Regular Expressions | Discrete Mathematics Cheat Sheet

Definition

A regular expression (regex) describes a pattern for matching strings.

Building Blocks

Expression	Matches
$\emptyset$	Nothing (empty language)
$\epsilon$	Empty string only
$a$ (symbol)	Just the string "a"

Operations

Operation	Notation	Meaning
Union	$R_1 \cup R_2$ or $R_1	R_2$
Concatenation	$R_1 R_2$	$R_1$ followed by $R_2$
Kleene Star	$R^*$	Zero or more of $R$

Precedence (highest to lowest)

Kleene star (*)
Concatenation
Union (|)

Use parentheses to override.

Examples

Basic Patterns

Regex	Language
$a$	$\{a\}$
$ab$	$\{ab\}$
$a \cup b$	$\{a, b\}$
$a^*$	$\{\epsilon, a, aa, aaa, \ldots\}$
$(ab)^*$	$\{\epsilon, ab, abab, \ldots\}$
$a^b^$	$\{a^i b^j \mid i, j \geq 0\}$
$(a \cup b)^*$	All strings over $\{a, b\}$

More Complex Examples

Regex	Description
$(0 \cup 1)^* 1$	Binary strings ending in 1
$0^* 1 0^*$	Exactly one 1
$(0 \cup 1)^* 00 (0 \cup 1)^*$	Contains 00
$(01 \cup 10)^*$	Alternating, starting with 0 or 1
$1^* (01^+ )^*$	No consecutive 0s

Additional Operators

These are shorthand (not fundamental):

Operator	Meaning	Equivalent
$R^+$	One or more	$RR^*$
$R?$	Zero or one	$R \cup \epsilon$
$R\{n\}$	Exactly $n$	$RR\cdots R$ ( $n$ times)
$R\{n,m\}$	Between $n$ and $m$	—
$[abc]$	Character class	$a \cup b \cup c$
$.$	Any character	$\Sigma$

Equivalence with Finite Automata

Theorem (Kleene)

A language is regular if and only if it can be described by a regular expression.

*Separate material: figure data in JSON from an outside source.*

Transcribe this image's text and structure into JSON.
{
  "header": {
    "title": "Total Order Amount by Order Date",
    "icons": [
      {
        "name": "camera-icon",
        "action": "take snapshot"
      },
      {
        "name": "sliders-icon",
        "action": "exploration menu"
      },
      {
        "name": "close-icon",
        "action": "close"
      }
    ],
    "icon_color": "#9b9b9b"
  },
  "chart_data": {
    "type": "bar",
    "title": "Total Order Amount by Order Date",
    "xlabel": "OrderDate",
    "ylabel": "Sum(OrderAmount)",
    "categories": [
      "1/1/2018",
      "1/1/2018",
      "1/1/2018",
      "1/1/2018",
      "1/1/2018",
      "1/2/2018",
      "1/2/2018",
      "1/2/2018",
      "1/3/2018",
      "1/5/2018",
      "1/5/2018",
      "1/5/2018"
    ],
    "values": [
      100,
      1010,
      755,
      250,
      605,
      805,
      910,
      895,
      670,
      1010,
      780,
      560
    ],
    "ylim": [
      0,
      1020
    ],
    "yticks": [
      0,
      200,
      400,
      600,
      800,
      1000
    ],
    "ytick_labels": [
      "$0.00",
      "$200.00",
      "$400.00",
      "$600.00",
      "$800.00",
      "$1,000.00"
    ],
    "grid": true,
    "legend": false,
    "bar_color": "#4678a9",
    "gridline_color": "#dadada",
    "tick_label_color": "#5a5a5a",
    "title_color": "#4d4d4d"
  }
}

Regular expressions ↔ NFAs ↔ DFAs

All three describe exactly the regular languages.

Regex to NFA

Thompson's Construction

Base cases:

$\epsilon$ :

→(i)──ε──→((f))

$a$ :

→(i)──a──→((f))

Union ( $R_1 \cup R_2$ ):

        ε     [N1]     ε
→(i)──────→       ──────→((f))
        ε     [N2]     ε

Concatenation ( $R_1 R_2$ ):

→(i)──→[N1]──→[N2]──→((f))

Kleene Star ( $R^*$ ):

        ε
→(i)──────────────────→((f))
     ε      ε
     ↓      ↑
    [N]──→──┘

NFA to Regex

State Elimination Method

Add new start and accept states
Eliminate states one by one
Update edge labels with regex
Final edge label is the regex

Algebraic Properties

Identities

$R \cup \emptyset = R$ $R \cdot \epsilon = \epsilon \cdot R = R$ $R \cdot \emptyset = \emptyset \cdot R = \emptyset$ $R \cup R = R$ $(R^*)^* = R^*$ $\emptyset^* = \epsilon$ $\epsilon^* = \epsilon$

Distributive Laws

$R(S \cup T) = RS \cup RT$ $(R \cup S)T = RT \cup ST$

Arden's Lemma

If $X = AX \cup B$ where $\epsilon \notin L(A)$ , then: $X = A^* B$

Useful for converting DFAs to regex.

Practical Regex (Programming)

Modern regex engines add features beyond regular languages:

POSIX Character Classes

\d = digit = [0-9]
\w = word character = [a-zA-Z0-9_]
\s = whitespace

Anchors

^ = start of string
$ = end of string
\b = word boundary

Backreferences

(.)\1 matches repeated character (NOT regular!)

Lookahead/Lookbehind

(?=...) = positive lookahead
(?!...) = negative lookahead

Common Patterns

Pattern	Regex
Email	`[\w.]+@[\w.]+\.\w+`
Phone (US)	`\d{3}-\d{3}-\d{4}`
IP address	`\d{1,3}(\.\d{1,3}){3}`
Integer	`-?[0-9]+`
Identifier	`[a-zA-Z_][a-zA-Z0-9_]*`

Limitations

Regular expressions cannot match:

Balanced parentheses: $\{a^n b^n\}$
Palindromes
Nested structures
Anything requiring counting or memory

For these, use context-free grammars/parsers.